Wednesday, April 25, 2018
Very often the subjects of these little essays published on a Wednesday morning are determined by something pressing on my mind on a Tuesday, and I suppose I probably ought at least occasionally to report on how that mini-emergency or passing fancy worked out. We did get up to NYU for the opening of our son Rich’s exhibition on the “Lotería de la Migración” and found the panel discussion addressing it very illuminating. Panel discussions are by no means always reliable or efficient instruments of pedagogy, but this one really did work. This week’s Tuesday preoccupation is of a very different sort, one arising from what is not there. For the last six weeks I have been trundling off each Tuesday to talk about Dante’s Paradiso with a bunch of really nice people, but that course is now finished. At the breaking of the seventh seal, “there was silence in heaven for what seemed half an hour”.
The Paradiso is a very hard poem, and long before the sixth week everybody in the class knew it. Most of the students, like the poet himself, were stretching their minds and their imaginations. If ever there were poet or poem reaching for the stars that poet is Dante and that poem the Divine Comedy. The Italian word for “stars” (stelle) is indeed the final word in all three of its major sections. It is Dante’s final word, literally and figuratively, and that is entirely fitting. Dante’s Paradiso is deeply, technically committed to astronomy. That would be hard enough for a modern reader even were Dante’s astronomy our own, but it isn’t. Dante’s astronomy is that of the ancient Ptolemaic system, that “discarded image” of which C. S. Lewis has written so brilliantly. Dante himself expresses the impossibility of his task by invoking the ancient mathematical conundrum of “squaring the circle”.
“Here my exalted vision lost its power. But now my will and my desire, like wheels revolving, with an even motion, were turning with the Love that moves the sun and all the other stars.” Has expressed poetic failure ever been more powerful or moving than in the thirty-third canto of the Paradiso? For me this poem about a religious experience once became religious experience itself in a most extraordinary way. Some years ago I was lucky enough to be invited by my friend Robert Hollander, one of the world’s premier Dante scholars, to be a spear-bearer in his summer seminars of the Princeton Dante Reunion—so called because its members are primarily alumni of several generations of his undergraduate Dante course. The spectacular setting for this event was a thirteenth-century castle, tastefully and unextravagantly renovated as a small conference center, midway between Florence and Siena, not too far from Certaldo, Boccaccio’s hometown.
Hollander’s work as a Dante scholar has been lauded in Italy with the prizes, awards, ceremonial medals, magnificent lectureships, and honorary degrees that it deserves; and he is on familiar terms with all the greats and near greats of the Italian Dante industry. One of these is the Oscar-winning movie star Roberto Benigni, who has made it a not unremunerated part of his life’s work to bring the national poet to his fellow citizens with a huge program of lectures, recitations, and videos called Tutto Dante. Try to imagine an analogous cultural endeavor devoted to Herman Melville by, say, Brad Pitt.

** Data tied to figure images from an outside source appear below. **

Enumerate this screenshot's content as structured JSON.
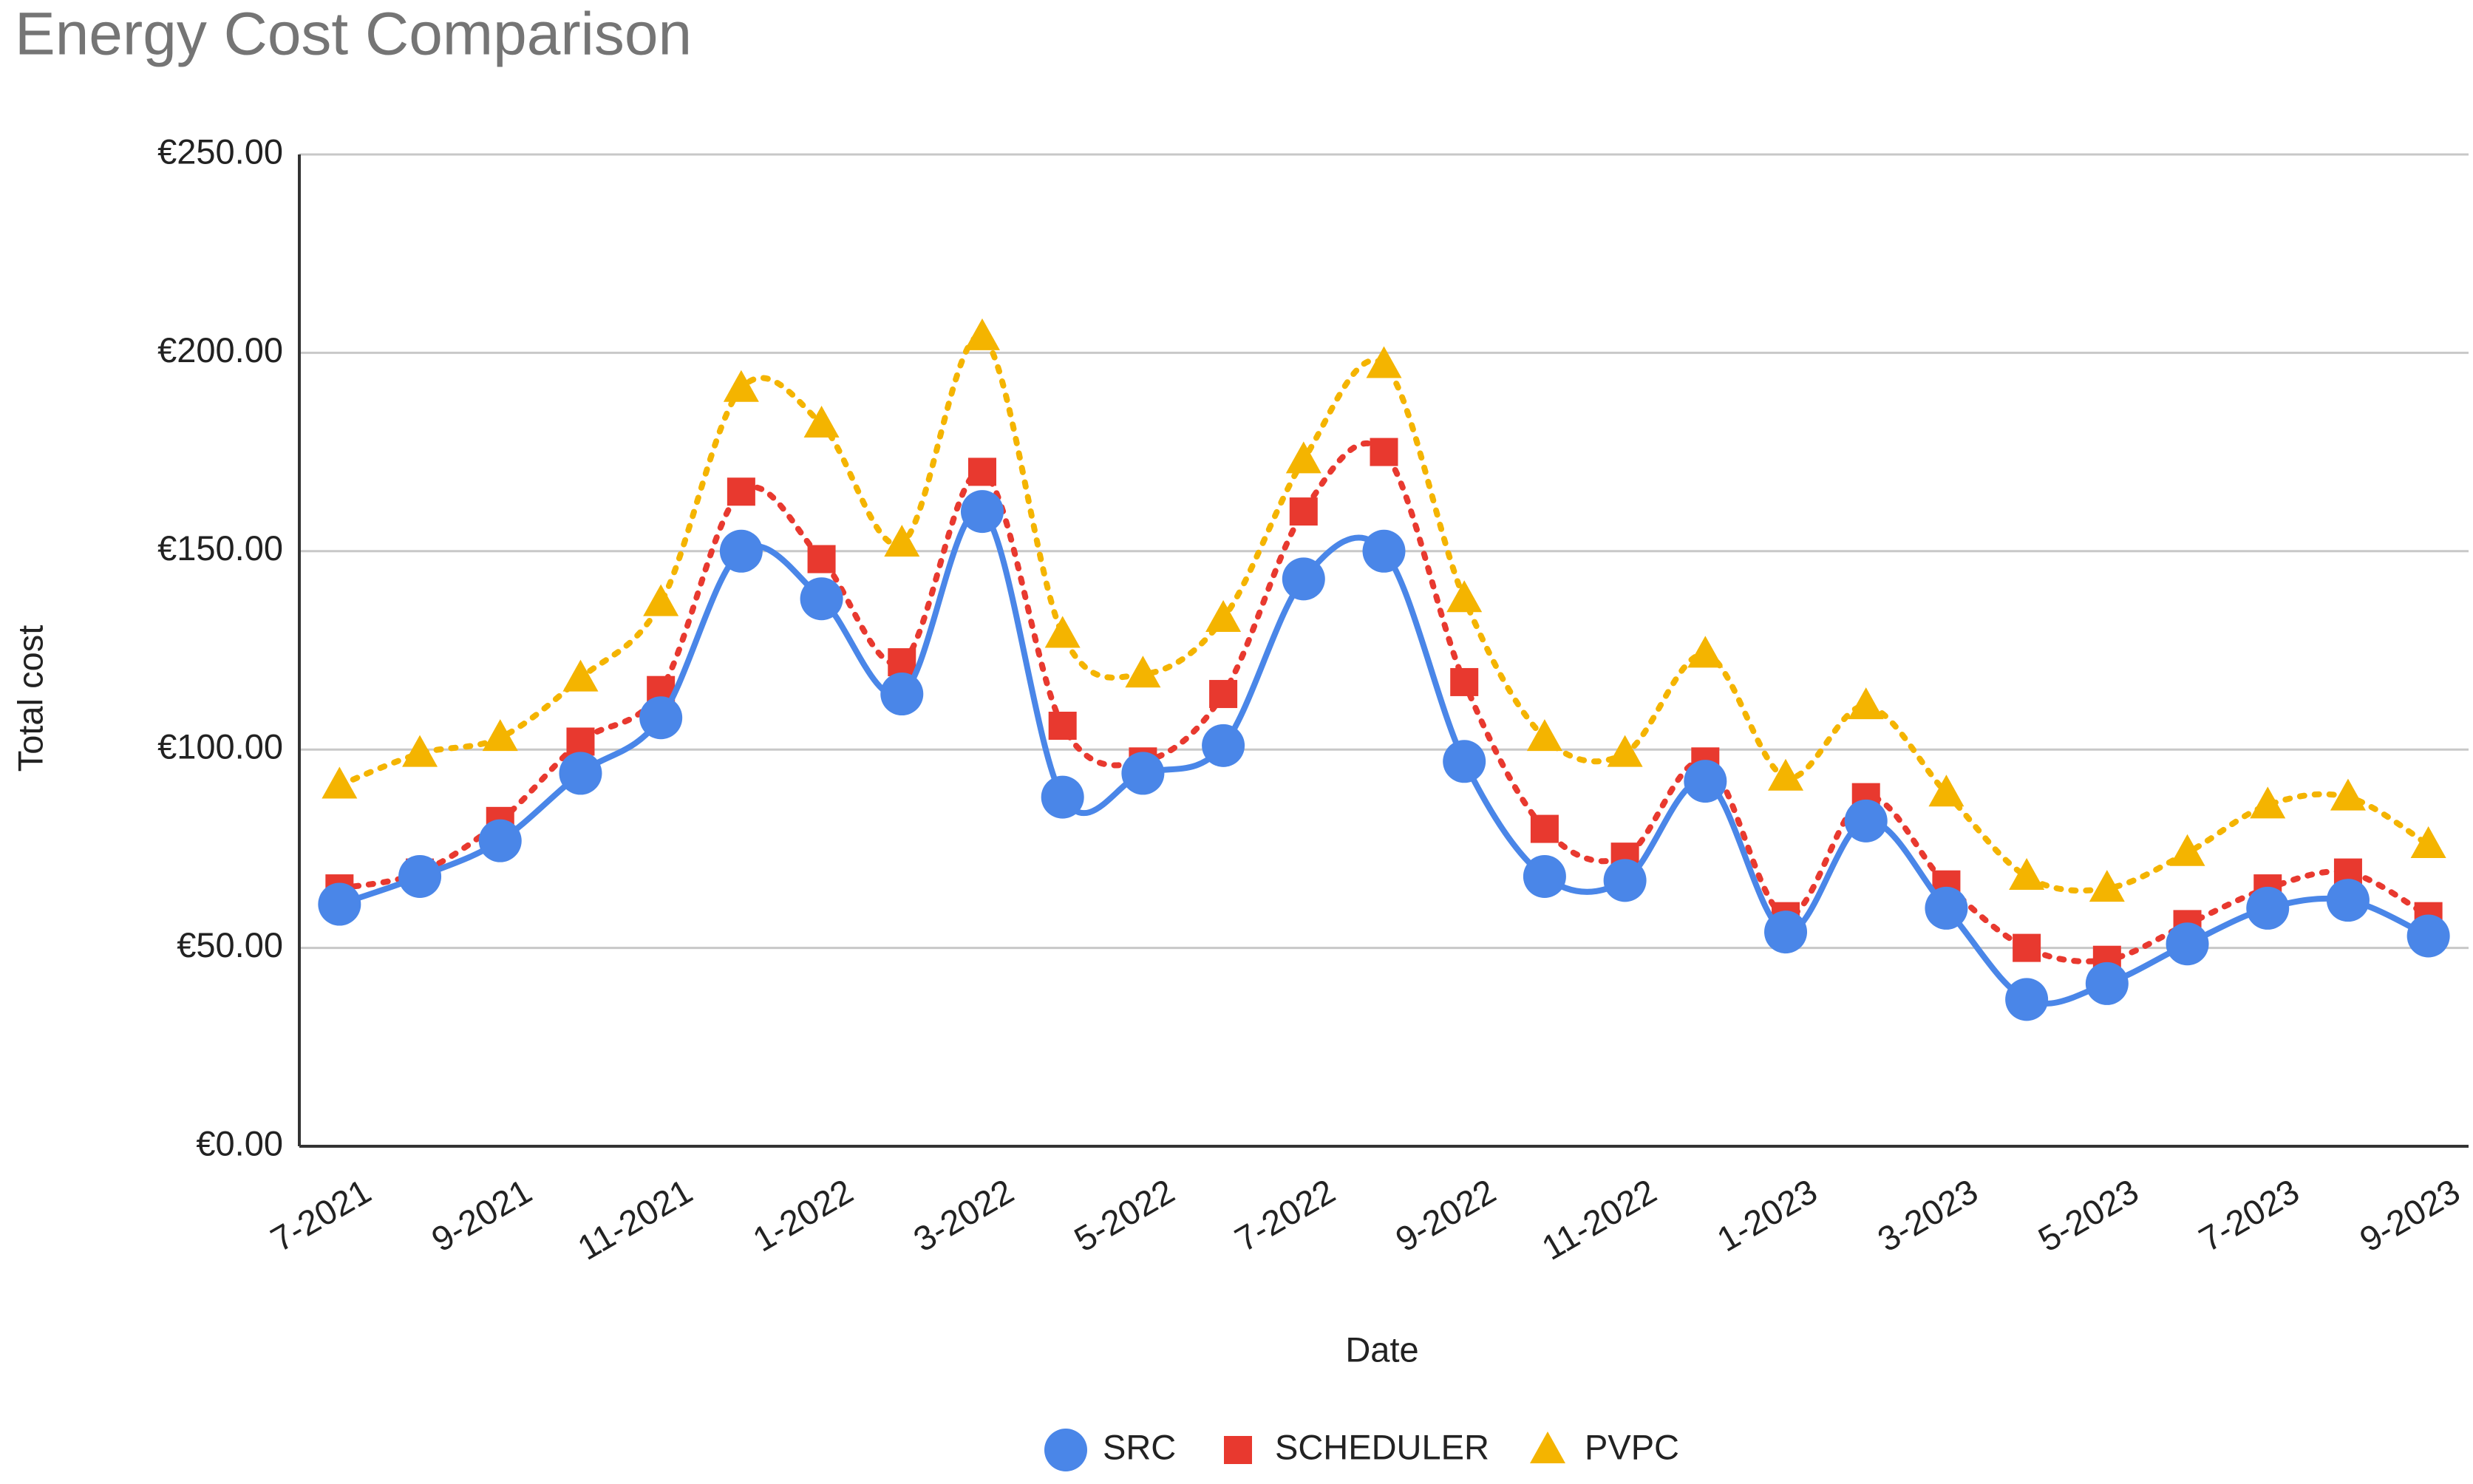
{
  "chart_data": {
    "type": "line",
    "title": "Energy Cost Comparison",
    "x_label": "Date",
    "y_label": "Total cost",
    "categories": [
      "7-2021",
      null,
      "9-2021",
      null,
      "11-2021",
      null,
      "1-2022",
      null,
      "3-2022",
      null,
      "5-2022",
      null,
      "7-2022",
      null,
      "9-2022",
      null,
      "11-2022",
      null,
      "1-2023",
      null,
      "3-2023",
      null,
      "5-2023",
      null,
      "7-2023",
      null,
      "9-2023"
    ],
    "series": [
      {
        "name": "SRC",
        "color": "#4a86e8",
        "marker": "circle",
        "line_style": "solid",
        "values": [
          61,
          68,
          77,
          94,
          108,
          150,
          138,
          114,
          160,
          88,
          94,
          101,
          143,
          150,
          97,
          68,
          67,
          92,
          54,
          82,
          60,
          37,
          41,
          51,
          60,
          62,
          53
        ]
      },
      {
        "name": "SCHEDULER",
        "color": "#e8392f",
        "marker": "square",
        "line_style": "dotted",
        "values": [
          65,
          69,
          82,
          102,
          115,
          165,
          148,
          122,
          170,
          106,
          97,
          114,
          160,
          175,
          117,
          80,
          73,
          97,
          58,
          88,
          66,
          50,
          47,
          56,
          65,
          69,
          58
        ]
      },
      {
        "name": "PVPC",
        "color": "#f4b400",
        "marker": "triangle",
        "line_style": "dotted",
        "values": [
          91,
          99,
          103,
          118,
          137,
          191,
          182,
          152,
          204,
          129,
          119,
          133,
          173,
          197,
          138,
          103,
          99,
          124,
          93,
          111,
          89,
          68,
          65,
          74,
          86,
          88,
          76
        ]
      }
    ],
    "ylim": [
      0,
      250
    ],
    "yticks": [
      {
        "value": 0,
        "label": "€0.00"
      },
      {
        "value": 50,
        "label": "€50.00"
      },
      {
        "value": 100,
        "label": "€100.00"
      },
      {
        "value": 150,
        "label": "€150.00"
      },
      {
        "value": 200,
        "label": "€200.00"
      },
      {
        "value": 250,
        "label": "€250.00"
      }
    ],
    "grid": true,
    "legend": "bottom"
  }
}
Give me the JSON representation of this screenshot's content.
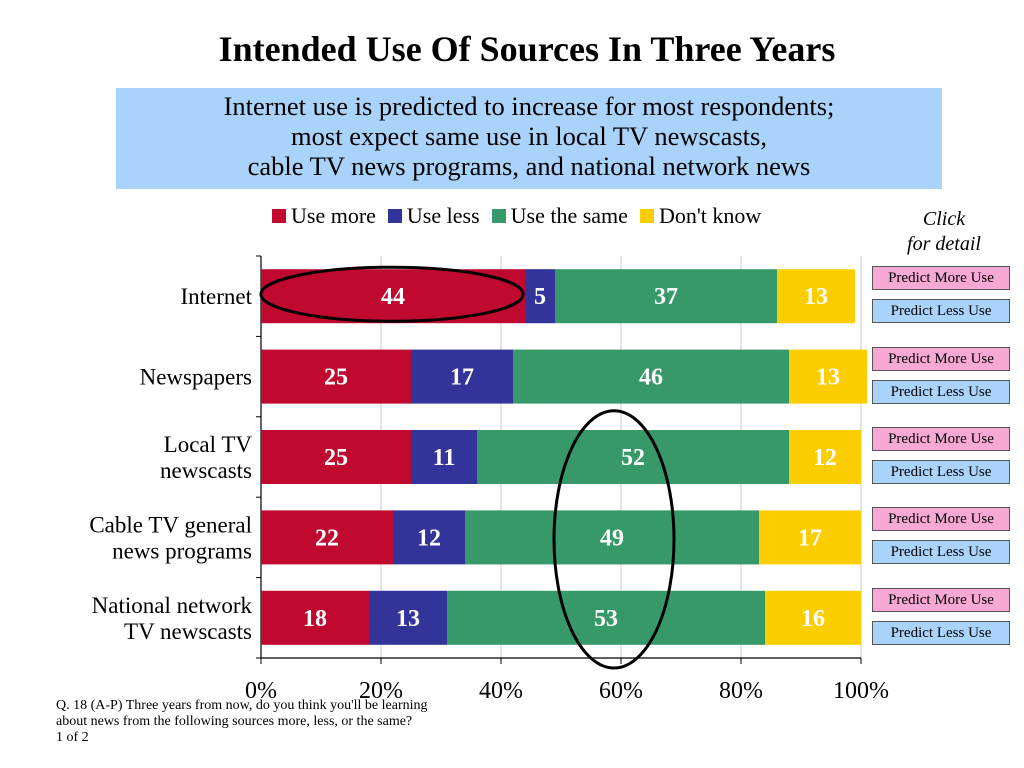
{
  "title": "Intended Use Of Sources In Three Years",
  "subtitle": [
    "Internet use is predicted to increase for most respondents;",
    "most expect same use in local TV newscasts,",
    "cable TV news programs, and national network news"
  ],
  "click_note": [
    "Click",
    "for detail"
  ],
  "buttons": {
    "more_label": "Predict More Use",
    "less_label": "Predict Less Use"
  },
  "footnote": [
    "Q. 18 (A-P)  Three years from now, do you think you'll be learning",
    "about news from the following sources more, less, or the same?",
    "1 of 2"
  ],
  "colors": {
    "use_more": "#c0092f",
    "use_less": "#33349a",
    "use_same": "#37996a",
    "dont_know": "#fcce00",
    "subtitle_bg": "#a9d3fb",
    "btn_more": "#f7a8d4",
    "btn_less": "#a9d3fb"
  },
  "chart_data": {
    "type": "bar",
    "orientation": "horizontal",
    "stacked": true,
    "categories": [
      [
        "Internet"
      ],
      [
        "Newspapers"
      ],
      [
        "Local TV",
        "newscasts"
      ],
      [
        "Cable TV general",
        "news programs"
      ],
      [
        "National network",
        "TV newscasts"
      ]
    ],
    "series": [
      {
        "name": "Use more",
        "color": "#c0092f",
        "values": [
          44,
          25,
          25,
          22,
          18
        ]
      },
      {
        "name": "Use less",
        "color": "#33349a",
        "values": [
          5,
          17,
          11,
          12,
          13
        ]
      },
      {
        "name": "Use the same",
        "color": "#37996a",
        "values": [
          37,
          46,
          52,
          49,
          53
        ]
      },
      {
        "name": "Don't know",
        "color": "#fcce00",
        "values": [
          13,
          13,
          12,
          17,
          16
        ]
      }
    ],
    "xlim": [
      0,
      100
    ],
    "xticks": [
      "0%",
      "20%",
      "40%",
      "60%",
      "80%",
      "100%"
    ],
    "grid": true,
    "legend": "top",
    "annotations": [
      {
        "type": "ellipse",
        "target": "Use more",
        "category": "Internet"
      },
      {
        "type": "ellipse",
        "target": "Use the same",
        "categories": [
          "Local TV newscasts",
          "Cable TV general news programs",
          "National network TV newscasts"
        ]
      }
    ]
  }
}
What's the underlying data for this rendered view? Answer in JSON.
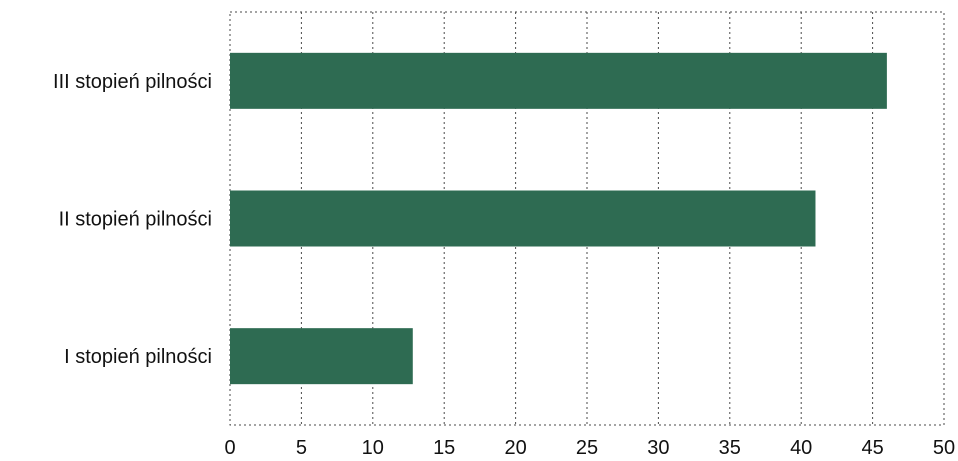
{
  "chart_data": {
    "type": "bar",
    "orientation": "horizontal",
    "categories": [
      "III stopień pilności",
      "II stopień pilności",
      "I stopień pilności"
    ],
    "values": [
      46,
      41,
      12.8
    ],
    "xlim": [
      0,
      50
    ],
    "xticks": [
      "0",
      "5",
      "10",
      "15",
      "20",
      "25",
      "30",
      "35",
      "40",
      "45",
      "50"
    ],
    "grid": true,
    "bar_color": "#2e6b52"
  }
}
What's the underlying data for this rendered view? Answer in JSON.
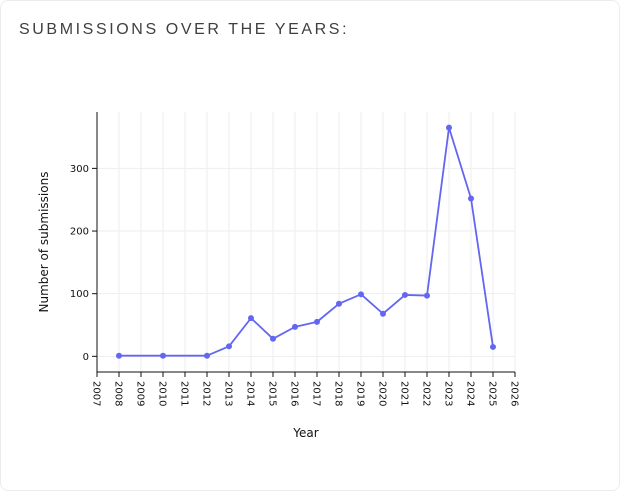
{
  "header": {
    "title": "SUBMISSIONS OVER THE YEARS:"
  },
  "chart_data": {
    "type": "line",
    "title": "",
    "xlabel": "Year",
    "ylabel": "Number of submissions",
    "x_tick_labels": [
      "2007",
      "2008",
      "2009",
      "2010",
      "2011",
      "2012",
      "2013",
      "2014",
      "2015",
      "2016",
      "2017",
      "2018",
      "2019",
      "2020",
      "2021",
      "2022",
      "2023",
      "2024",
      "2025",
      "2026"
    ],
    "y_tick_labels": [
      "0",
      "100",
      "200",
      "300"
    ],
    "y_ticks": [
      0,
      100,
      200,
      300
    ],
    "xlim": [
      2007,
      2026
    ],
    "ylim": [
      -25,
      390
    ],
    "grid": true,
    "series": [
      {
        "color": "#6366f1",
        "x": [
          2008,
          2010,
          2012,
          2013,
          2014,
          2015,
          2016,
          2017,
          2018,
          2019,
          2020,
          2021,
          2022,
          2023,
          2024,
          2025
        ],
        "y": [
          1,
          1,
          1,
          16,
          61,
          28,
          47,
          55,
          84,
          99,
          68,
          98,
          97,
          365,
          252,
          15
        ]
      }
    ]
  }
}
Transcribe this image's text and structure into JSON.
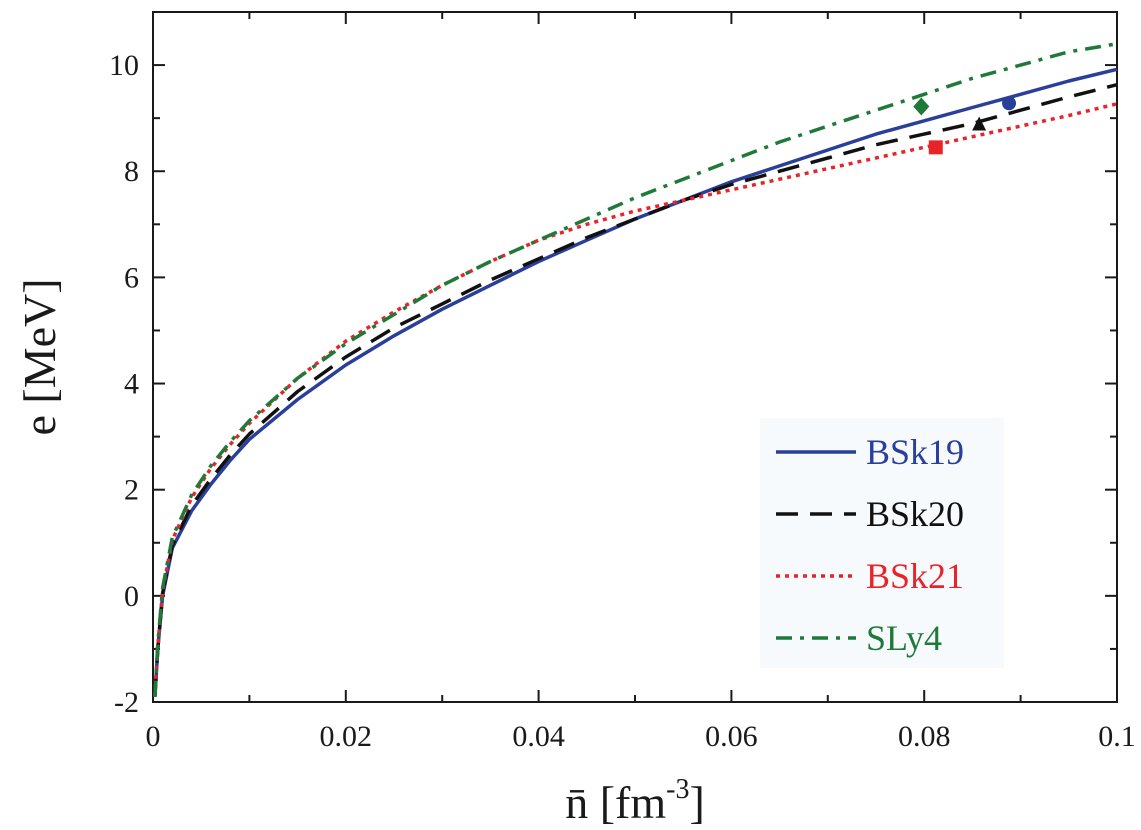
{
  "chart_data": {
    "type": "line",
    "title": "",
    "xlabel": "n̄ [fm",
    "xlabel_sup": "-3",
    "xlabel_suffix": "]",
    "ylabel": "e [MeV]",
    "xlim": [
      0,
      0.1
    ],
    "ylim": [
      -2,
      11
    ],
    "xticks": [
      0,
      0.02,
      0.04,
      0.06,
      0.08,
      0.1
    ],
    "xtick_labels": [
      "0",
      "0.02",
      "0.04",
      "0.06",
      "0.08",
      "0.1"
    ],
    "yticks": [
      -2,
      0,
      2,
      4,
      6,
      8,
      10
    ],
    "ytick_labels": [
      "-2",
      "0",
      "2",
      "4",
      "6",
      "8",
      "10"
    ],
    "grid": false,
    "legend_position": "bottom-right",
    "series": [
      {
        "name": "BSk19",
        "color": "#2a3f9a",
        "dash": "solid",
        "marker": "circle",
        "marker_point": [
          0.0888,
          9.28
        ],
        "x": [
          0.0002,
          0.0005,
          0.001,
          0.002,
          0.004,
          0.006,
          0.008,
          0.01,
          0.015,
          0.02,
          0.025,
          0.03,
          0.035,
          0.04,
          0.045,
          0.05,
          0.055,
          0.06,
          0.065,
          0.07,
          0.075,
          0.08,
          0.085,
          0.09,
          0.095,
          0.1
        ],
        "y": [
          -1.9,
          -1.0,
          0.0,
          0.9,
          1.6,
          2.1,
          2.55,
          2.95,
          3.7,
          4.35,
          4.9,
          5.4,
          5.85,
          6.3,
          6.7,
          7.1,
          7.45,
          7.8,
          8.1,
          8.4,
          8.7,
          8.95,
          9.2,
          9.45,
          9.7,
          9.92
        ]
      },
      {
        "name": "BSk20",
        "color": "#111111",
        "dash": "long-dash",
        "marker": "triangle",
        "marker_point": [
          0.0857,
          8.88
        ],
        "x": [
          0.0002,
          0.0005,
          0.001,
          0.002,
          0.004,
          0.006,
          0.008,
          0.01,
          0.015,
          0.02,
          0.025,
          0.03,
          0.035,
          0.04,
          0.045,
          0.05,
          0.055,
          0.06,
          0.065,
          0.07,
          0.075,
          0.08,
          0.085,
          0.09,
          0.095,
          0.1
        ],
        "y": [
          -1.9,
          -1.0,
          0.05,
          0.95,
          1.7,
          2.2,
          2.65,
          3.05,
          3.85,
          4.5,
          5.05,
          5.5,
          5.95,
          6.35,
          6.75,
          7.1,
          7.45,
          7.75,
          8.0,
          8.25,
          8.5,
          8.7,
          8.9,
          9.15,
          9.4,
          9.63
        ]
      },
      {
        "name": "BSk21",
        "color": "#e8242b",
        "dash": "dotted",
        "marker": "square",
        "marker_point": [
          0.0812,
          8.45
        ],
        "x": [
          0.0002,
          0.0005,
          0.001,
          0.002,
          0.004,
          0.006,
          0.008,
          0.01,
          0.015,
          0.02,
          0.025,
          0.03,
          0.035,
          0.04,
          0.045,
          0.05,
          0.055,
          0.06,
          0.065,
          0.07,
          0.075,
          0.08,
          0.085,
          0.09,
          0.095,
          0.1
        ],
        "y": [
          -1.9,
          -0.95,
          0.1,
          1.05,
          1.85,
          2.4,
          2.85,
          3.25,
          4.1,
          4.8,
          5.35,
          5.85,
          6.3,
          6.7,
          7.0,
          7.25,
          7.45,
          7.65,
          7.85,
          8.05,
          8.25,
          8.45,
          8.65,
          8.85,
          9.05,
          9.27
        ]
      },
      {
        "name": "SLy4",
        "color": "#1f7a3a",
        "dash": "dash-dot",
        "marker": "diamond",
        "marker_point": [
          0.0797,
          9.22
        ],
        "x": [
          0.0002,
          0.0005,
          0.001,
          0.002,
          0.004,
          0.006,
          0.008,
          0.01,
          0.015,
          0.02,
          0.025,
          0.03,
          0.035,
          0.04,
          0.045,
          0.05,
          0.055,
          0.06,
          0.065,
          0.07,
          0.075,
          0.08,
          0.085,
          0.09,
          0.095,
          0.1
        ],
        "y": [
          -1.9,
          -0.9,
          0.15,
          1.1,
          1.9,
          2.45,
          2.9,
          3.3,
          4.1,
          4.75,
          5.3,
          5.85,
          6.3,
          6.7,
          7.1,
          7.5,
          7.85,
          8.2,
          8.55,
          8.85,
          9.15,
          9.45,
          9.75,
          10.0,
          10.25,
          10.4
        ]
      }
    ]
  }
}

During one of the summer sessions of the Hollander seminars devoted to the Paradiso, Mr. Benigni made a surprise dinner visit to the castle. The domestic staff essentially went ape, and Benigni won my heart by the enthusiasm and proletarian bonhomie with which he had his photograph taken with every chambermaid, sous-chef, and groundskeeper in the place. It was a lovely, soft Italian evening, and as twilight fell we dined in the castle courtyard al fresco, feasting on the simple but exquisite regional food that was the specialty of the place. A small classical music group had been hired from Florence. These were beautiful young people, a couple of them with old instruments. After dinner, gathering our chairs into a semicircle on the baked and graveled courtyard, we formed an audience. I cannot remember the particular pieces these delightful youngsters played, and in truth the standard probably fell somewhat short of Carnegie Hall or the Salle Pleyel; but in that mellow moment it sounded like a quintet of archangels.
Then it was announced that Mr. Benigni would “do something”. What he did I shall not soon forget. With candles still flickering on the abandoned dining tables, he rose in the gathering velvet gloom and began reciting—from memory, of course—the concluding thirty-third canto of the Paradiso. This famously begins with Bernard’s prayer to the Virgin and the paradoxes of the Incarnation: Virgine Madre, figlia del tuo figlio, umile e alta più che creatura… “Virgin Mother, daughter of your Son, more humble and exalted than any other creature…” Few poems are more audacious—or more risky—but Dante pulls it off, and Benigni did too. As he recited, a few marvelous Italian birds—swallows, swifts, house martins?—would swoop out of the darkness and into the faint penumbra of light. Benigni at length reached the end of his recitation—the end of the canto, the end of the poem, and as it seemed to me for a moment, the end, period. “But now my will and my desire, like wheels revolving with an even motion, were turning with the Love that moves the sun and all the other stars.” And at that final word stelle I looked up toward the perfectly timed first twinkling in the night sky.